Though it's been far from the gutting of land values that came along with the farm crisis in the 1980s, land values have tapered off and are sliding lower in much of farm country. But, despite the differences between then and now, memories of the '80s are fresh in many farmers' minds, and that's spawned a lot of questions.

That's compelled Gary Schnitkey and Bruce Sherrick to find some answers. The University of Illinois Extension economists have examined the similarities and differences between the 2 time periods, underlying economic circumstances and resulting land market moves then and now.

"There has been a recent increase in the number of inquiries received asking about the current farmland market, and potential parallels to the early 1980s; and about precursor indicators of the farmland value declines in what is often termed the farmland crisis of the 1980s. This line of questions is not new as there have been suggestions about the potential for a farmland bubble from notable commentators and in sponsored events for several years now," they say in a university report. "In particular, technical comparisons and apparent pattern similarities have been highlighted and used as warnings for the potential for a farmland bubble, while the market for farmland has remained strong."

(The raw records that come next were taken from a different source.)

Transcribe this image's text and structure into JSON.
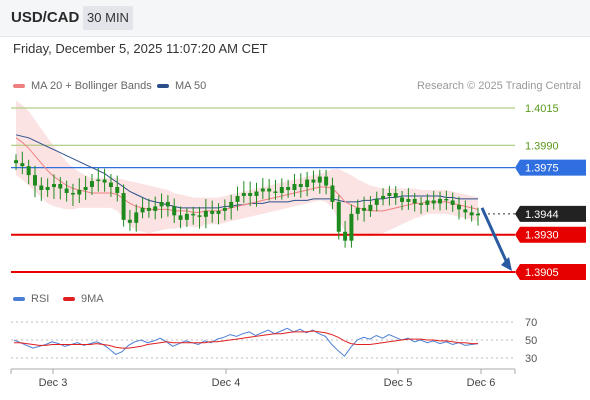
{
  "header": {
    "symbol": "USD/CAD",
    "timeframe": "30 MIN"
  },
  "timestamp": "Friday, December 5, 2025 11:07:20 AM CET",
  "credit": "Research © 2025 Trading Central",
  "colors": {
    "ma20": "#f08080",
    "ma50": "#2c4f8c",
    "rsi": "#4a7fd4",
    "rsi_ma": "#e02020",
    "support": "#e60000",
    "resistance": "#2f6fe0",
    "target": "#9fc46a",
    "candle": "#1e8a1e",
    "arrow": "#2a5aa0"
  },
  "chart_data": [
    {
      "type": "candlestick",
      "legend": [
        {
          "name": "MA 20 + Bollinger Bands",
          "color": "#f08080"
        },
        {
          "name": "MA 50",
          "color": "#2c4f8c"
        }
      ],
      "ylim": [
        1.3895,
        1.403
      ],
      "x_ticks": [
        "Dec 3",
        "Dec 4",
        "Dec 5",
        "Dec 6"
      ],
      "current_price": 1.3944,
      "levels": [
        {
          "value": 1.4015,
          "label": "1.4015",
          "kind": "target"
        },
        {
          "value": 1.399,
          "label": "1.3990",
          "kind": "target"
        },
        {
          "value": 1.3975,
          "label": "1.3975",
          "kind": "resistance"
        },
        {
          "value": 1.3944,
          "label": "1.3944",
          "kind": "last"
        },
        {
          "value": 1.393,
          "label": "1.3930",
          "kind": "support"
        },
        {
          "value": 1.3905,
          "label": "1.3905",
          "kind": "support"
        }
      ],
      "forecast": {
        "from": 1.3948,
        "to": 1.3905
      },
      "close": [
        1.3978,
        1.3976,
        1.397,
        1.3963,
        1.396,
        1.3962,
        1.3964,
        1.3961,
        1.3958,
        1.3957,
        1.396,
        1.3962,
        1.3966,
        1.3967,
        1.3965,
        1.3962,
        1.3958,
        1.394,
        1.3938,
        1.3945,
        1.3948,
        1.3946,
        1.3949,
        1.3952,
        1.3949,
        1.3943,
        1.394,
        1.3944,
        1.3943,
        1.3942,
        1.3946,
        1.3944,
        1.3946,
        1.3948,
        1.3952,
        1.3956,
        1.3958,
        1.3956,
        1.3959,
        1.3961,
        1.3959,
        1.3958,
        1.3962,
        1.396,
        1.3964,
        1.3962,
        1.3967,
        1.3965,
        1.3969,
        1.3963,
        1.3952,
        1.3932,
        1.3926,
        1.3944,
        1.3948,
        1.3946,
        1.395,
        1.3954,
        1.3956,
        1.3958,
        1.3955,
        1.3952,
        1.3954,
        1.3951,
        1.395,
        1.3953,
        1.3951,
        1.3954,
        1.3953,
        1.395,
        1.3947,
        1.3945,
        1.3943,
        1.3944
      ],
      "ma20": [
        1.3995,
        1.3992,
        1.3988,
        1.3983,
        1.3978,
        1.3973,
        1.3969,
        1.3966,
        1.3963,
        1.3961,
        1.396,
        1.3959,
        1.3958,
        1.3958,
        1.3958,
        1.3958,
        1.3957,
        1.3954,
        1.3951,
        1.3949,
        1.3948,
        1.3947,
        1.3947,
        1.3947,
        1.3947,
        1.3946,
        1.3946,
        1.3946,
        1.3945,
        1.3945,
        1.3946,
        1.3946,
        1.3946,
        1.3947,
        1.3948,
        1.3949,
        1.395,
        1.3951,
        1.3952,
        1.3953,
        1.3954,
        1.3955,
        1.3956,
        1.3957,
        1.3958,
        1.3959,
        1.396,
        1.3961,
        1.3962,
        1.3962,
        1.3961,
        1.3957,
        1.3952,
        1.395,
        1.3948,
        1.3947,
        1.3946,
        1.3946,
        1.3946,
        1.3947,
        1.3948,
        1.3949,
        1.395,
        1.3951,
        1.3951,
        1.3952,
        1.3952,
        1.3952,
        1.3952,
        1.3951,
        1.395,
        1.3949,
        1.3948,
        1.3947
      ],
      "ma50": [
        1.3997,
        1.3996,
        1.3995,
        1.3993,
        1.3991,
        1.3989,
        1.3987,
        1.3985,
        1.3983,
        1.3981,
        1.3979,
        1.3977,
        1.3975,
        1.3973,
        1.3971,
        1.3968,
        1.3965,
        1.3962,
        1.3959,
        1.3957,
        1.3955,
        1.3953,
        1.3952,
        1.3951,
        1.395,
        1.3949,
        1.3948,
        1.3948,
        1.3948,
        1.3948,
        1.3948,
        1.3948,
        1.3948,
        1.3949,
        1.3949,
        1.395,
        1.395,
        1.3951,
        1.3951,
        1.3951,
        1.3952,
        1.3952,
        1.3952,
        1.3952,
        1.3953,
        1.3953,
        1.3953,
        1.3954,
        1.3954,
        1.3954,
        1.3954,
        1.3953,
        1.3952,
        1.3952,
        1.3952,
        1.3953,
        1.3953,
        1.3954,
        1.3954,
        1.3955,
        1.3955,
        1.3956,
        1.3956,
        1.3956,
        1.3956,
        1.3956,
        1.3956,
        1.3956,
        1.3955,
        1.3955,
        1.3954,
        1.3954,
        1.3954,
        1.3954
      ],
      "band_width": [
        0.0025,
        0.0025,
        0.0025,
        0.0024,
        0.0023,
        0.0022,
        0.002,
        0.0018,
        0.0016,
        0.0014,
        0.0012,
        0.0011,
        0.001,
        0.001,
        0.001,
        0.001,
        0.0011,
        0.0013,
        0.0015,
        0.0016,
        0.0016,
        0.0016,
        0.0015,
        0.0014,
        0.0013,
        0.0012,
        0.0011,
        0.001,
        0.001,
        0.001,
        0.0009,
        0.0009,
        0.0009,
        0.0009,
        0.0009,
        0.0009,
        0.0009,
        0.0009,
        0.0009,
        0.0009,
        0.0009,
        0.0009,
        0.0009,
        0.0009,
        0.0009,
        0.0009,
        0.0009,
        0.0009,
        0.0009,
        0.001,
        0.0013,
        0.0017,
        0.002,
        0.002,
        0.0019,
        0.0018,
        0.0017,
        0.0016,
        0.0015,
        0.0014,
        0.0013,
        0.0012,
        0.0011,
        0.001,
        0.0009,
        0.0008,
        0.0008,
        0.0008,
        0.0008,
        0.0008,
        0.0008,
        0.0008,
        0.0008,
        0.0008
      ]
    },
    {
      "type": "line",
      "legend": [
        {
          "name": "RSI",
          "color": "#4a7fd4"
        },
        {
          "name": "9MA",
          "color": "#e02020"
        }
      ],
      "ylim": [
        20,
        80
      ],
      "y_ticks": [
        70,
        50,
        30
      ],
      "rsi": [
        50,
        47,
        44,
        41,
        43,
        45,
        48,
        46,
        43,
        45,
        47,
        44,
        46,
        48,
        45,
        40,
        34,
        37,
        44,
        48,
        50,
        47,
        49,
        52,
        48,
        43,
        46,
        49,
        47,
        45,
        49,
        47,
        51,
        53,
        56,
        54,
        57,
        59,
        55,
        58,
        61,
        57,
        60,
        63,
        59,
        62,
        58,
        61,
        57,
        54,
        45,
        38,
        32,
        42,
        50,
        53,
        51,
        55,
        52,
        56,
        53,
        50,
        52,
        48,
        50,
        47,
        49,
        46,
        48,
        45,
        47,
        44,
        45,
        46
      ],
      "rsi_ma": [
        47,
        47,
        46,
        45,
        44,
        44,
        45,
        45,
        45,
        45,
        45,
        45,
        45,
        46,
        45,
        44,
        42,
        41,
        41,
        42,
        43,
        45,
        46,
        47,
        48,
        47,
        47,
        47,
        47,
        47,
        47,
        48,
        48,
        49,
        50,
        51,
        52,
        53,
        54,
        55,
        56,
        57,
        57,
        58,
        59,
        59,
        59,
        60,
        59,
        58,
        56,
        53,
        49,
        46,
        45,
        45,
        45,
        46,
        47,
        48,
        49,
        50,
        51,
        51,
        51,
        50,
        50,
        49,
        49,
        48,
        47,
        47,
        46,
        46
      ]
    }
  ]
}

First, the bad news: Operating a farm is a risky business these days; depending on how financially leveraged your operation is, it could be riskier than it is for your neighbor. That's especially true looking specifically at farmland prices and the costs of ownership that can tilt the balance sheet well into the red without maintaining a solid income stream, something that can change much quicker from day to day right now than in years past as grain market volatility's increased.

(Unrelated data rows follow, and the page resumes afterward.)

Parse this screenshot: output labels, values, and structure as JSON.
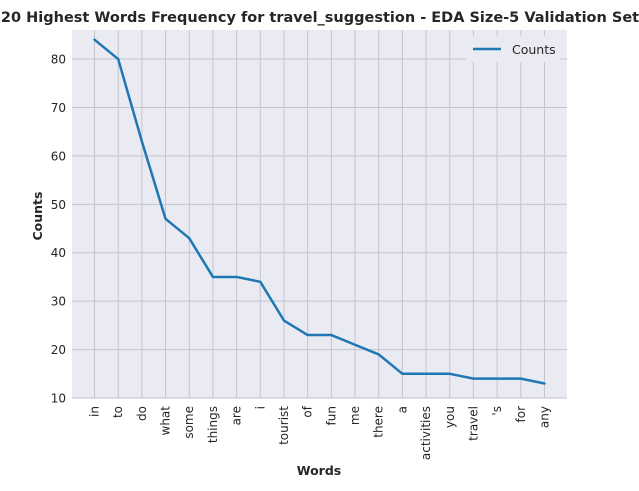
{
  "chart_data": {
    "type": "line",
    "title": "20 Highest Words Frequency for travel_suggestion - EDA Size-5 Validation Set",
    "xlabel": "Words",
    "ylabel": "Counts",
    "categories": [
      "in",
      "to",
      "do",
      "what",
      "some",
      "things",
      "are",
      "i",
      "tourist",
      "of",
      "fun",
      "me",
      "there",
      "a",
      "activities",
      "you",
      "travel",
      "'s",
      "for",
      "any"
    ],
    "series": [
      {
        "name": "Counts",
        "values": [
          84,
          80,
          63,
          47,
          43,
          35,
          35,
          34,
          26,
          23,
          23,
          21,
          19,
          15,
          15,
          15,
          14,
          14,
          14,
          13
        ],
        "color": "#1f77b4"
      }
    ],
    "ylim": [
      10,
      86
    ],
    "yticks": [
      10,
      20,
      30,
      40,
      50,
      60,
      70,
      80
    ],
    "grid": true,
    "legend_position": "upper right",
    "colors": {
      "plot_background": "#eaeaf2",
      "grid": "#c4c4cc",
      "line": "#1f77b4",
      "text": "#262626"
    }
  }
}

"It is well-accepted that asset values reflect market participants' expectations regarding income levels and riskiness of income. In the case of farm real estate, there have been several recent years with higher than historic average income, and thus the attendant questions about the ability to continue to generate the same levels," according to Sherrick and Schnitkey. "Recent USDA forecasts of income have been reported in some cases as simply 'reductions in income.' While true relative to recent few years, it is also true that the reductions are to levels that are above the historical averages in constant 2014 dollars.  Whether this level matches well with market participants' views of income is also debatable, but the general pattern of income through time remains important to appreciate, whatever the cause and potential effect."

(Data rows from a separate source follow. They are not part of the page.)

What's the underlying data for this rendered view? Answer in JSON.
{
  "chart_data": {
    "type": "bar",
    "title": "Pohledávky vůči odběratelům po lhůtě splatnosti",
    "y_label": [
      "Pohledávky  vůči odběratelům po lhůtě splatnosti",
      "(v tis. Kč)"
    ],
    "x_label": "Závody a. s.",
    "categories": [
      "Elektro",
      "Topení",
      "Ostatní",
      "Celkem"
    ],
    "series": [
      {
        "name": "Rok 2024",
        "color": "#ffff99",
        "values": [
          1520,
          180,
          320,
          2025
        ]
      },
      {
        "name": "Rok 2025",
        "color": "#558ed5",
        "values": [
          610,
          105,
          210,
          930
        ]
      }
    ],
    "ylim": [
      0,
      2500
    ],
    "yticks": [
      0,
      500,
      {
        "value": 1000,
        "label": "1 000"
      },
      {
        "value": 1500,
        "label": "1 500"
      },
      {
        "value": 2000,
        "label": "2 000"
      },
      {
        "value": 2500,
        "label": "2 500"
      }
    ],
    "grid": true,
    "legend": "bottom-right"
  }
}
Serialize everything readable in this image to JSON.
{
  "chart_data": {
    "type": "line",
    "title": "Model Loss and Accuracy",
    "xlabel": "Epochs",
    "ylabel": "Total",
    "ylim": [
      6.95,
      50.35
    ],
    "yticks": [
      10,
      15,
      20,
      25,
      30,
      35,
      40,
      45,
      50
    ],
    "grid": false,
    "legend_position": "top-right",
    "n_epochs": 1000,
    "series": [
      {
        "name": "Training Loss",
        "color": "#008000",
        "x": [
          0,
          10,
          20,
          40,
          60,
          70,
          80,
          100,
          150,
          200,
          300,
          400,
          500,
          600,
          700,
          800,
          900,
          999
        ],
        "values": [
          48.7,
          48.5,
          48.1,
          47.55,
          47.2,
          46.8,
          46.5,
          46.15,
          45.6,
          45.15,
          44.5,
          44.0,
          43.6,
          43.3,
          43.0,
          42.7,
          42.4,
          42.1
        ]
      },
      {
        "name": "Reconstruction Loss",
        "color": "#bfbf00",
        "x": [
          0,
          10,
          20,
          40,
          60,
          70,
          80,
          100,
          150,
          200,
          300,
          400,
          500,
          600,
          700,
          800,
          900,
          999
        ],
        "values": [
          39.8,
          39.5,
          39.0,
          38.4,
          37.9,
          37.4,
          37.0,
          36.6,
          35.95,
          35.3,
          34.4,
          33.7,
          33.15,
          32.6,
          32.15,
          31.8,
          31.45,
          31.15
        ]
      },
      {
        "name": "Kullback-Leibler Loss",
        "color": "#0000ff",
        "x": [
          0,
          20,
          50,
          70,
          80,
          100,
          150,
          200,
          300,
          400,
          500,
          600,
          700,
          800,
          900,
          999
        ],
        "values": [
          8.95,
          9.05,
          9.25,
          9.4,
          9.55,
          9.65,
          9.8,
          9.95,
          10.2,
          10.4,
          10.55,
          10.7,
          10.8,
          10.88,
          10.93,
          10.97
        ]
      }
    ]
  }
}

So, any downward shift in farm income -- like in cases of drought or supply-driven price drops -- is going to have more profound effects because of the high price for land and volatility that creates. That will cause some periodic downturns in income, but it won't cause the bottom to fall out of the farmland market. The reason: Leverage.

"The level of indebtedness has also been reduced through time, rendering the sector as a whole less vulnerable to collateral revaluations. The sector has very low aggregate leverage. An implication is that there is more of a 'buffer' built into the current holdings compared to that in the 1980s for asset re-valuations to trigger sell-off or liquidation responses from nearing zero equity," according to Sherrick and Schnitkey. "Typical mortgage loans in the 1980s included longer amortization periods (up to 40 years in some cases) and higher loan-to-value fractions than is typical today. Two important implications include that the principal reduction occurs more slowly in longer length loans, and that the fraction of the asset value in the form of current income required to service the debt was also much higher in the crisis period than is the case today."

Another reason to believe a 1980s-like crisis isn't on the way for the farmland market is crop insurance. Grain prices are more volatile today, but crop insurance can help take the bite out of sharp income swings and preserve a more steady margin.

"Another feature sometimes underappreciated in making comparisons to the 1980s is the dramatically different nature of crop insurance and the degree to which its use can reduce income variability and shortfalls in poor production years. Importantly, the modern crop insurance programs expanded to include revenue coverage later in the period - a product that did not exist in the 1980s when only rudimentary version of APH yield insurance existed, and only at low coverage levels," according to Schnitkey and Sherrick. "Another meaningful interpretation is that the modern insurance programs allow a producer to put a floor under losses, and also to very reliably address risks associated with cash rents of farmland."

So, all in all, the economists say though the potential's out there to stir up volatility that could send farmland values and profit potential lower, there's also more stability underpinning those key pieces of the farm financial puzzle.

"There are substantial risks facing agriculture and the markets for assets used in agricultural production, as has always been the case.  To understand these, it is also important to also have a clear sense of the factors associated with the fundamental drivers in the market. Income expectations remain reasonable and fairly stable, debt rates are low and interest rates are also historically low providing a buffer against potential asset revaluations, and crop insurance has fundamentally altered the riskiness of income as intended," according to Sherrick and Schnitkey. "There can still be important adjustments in any market as individuals refine and adjust their understanding of the factors influencing future income potential, but hopefully this "story in pictures" adds to the accuracy of the understanding of agricultural farmland markets."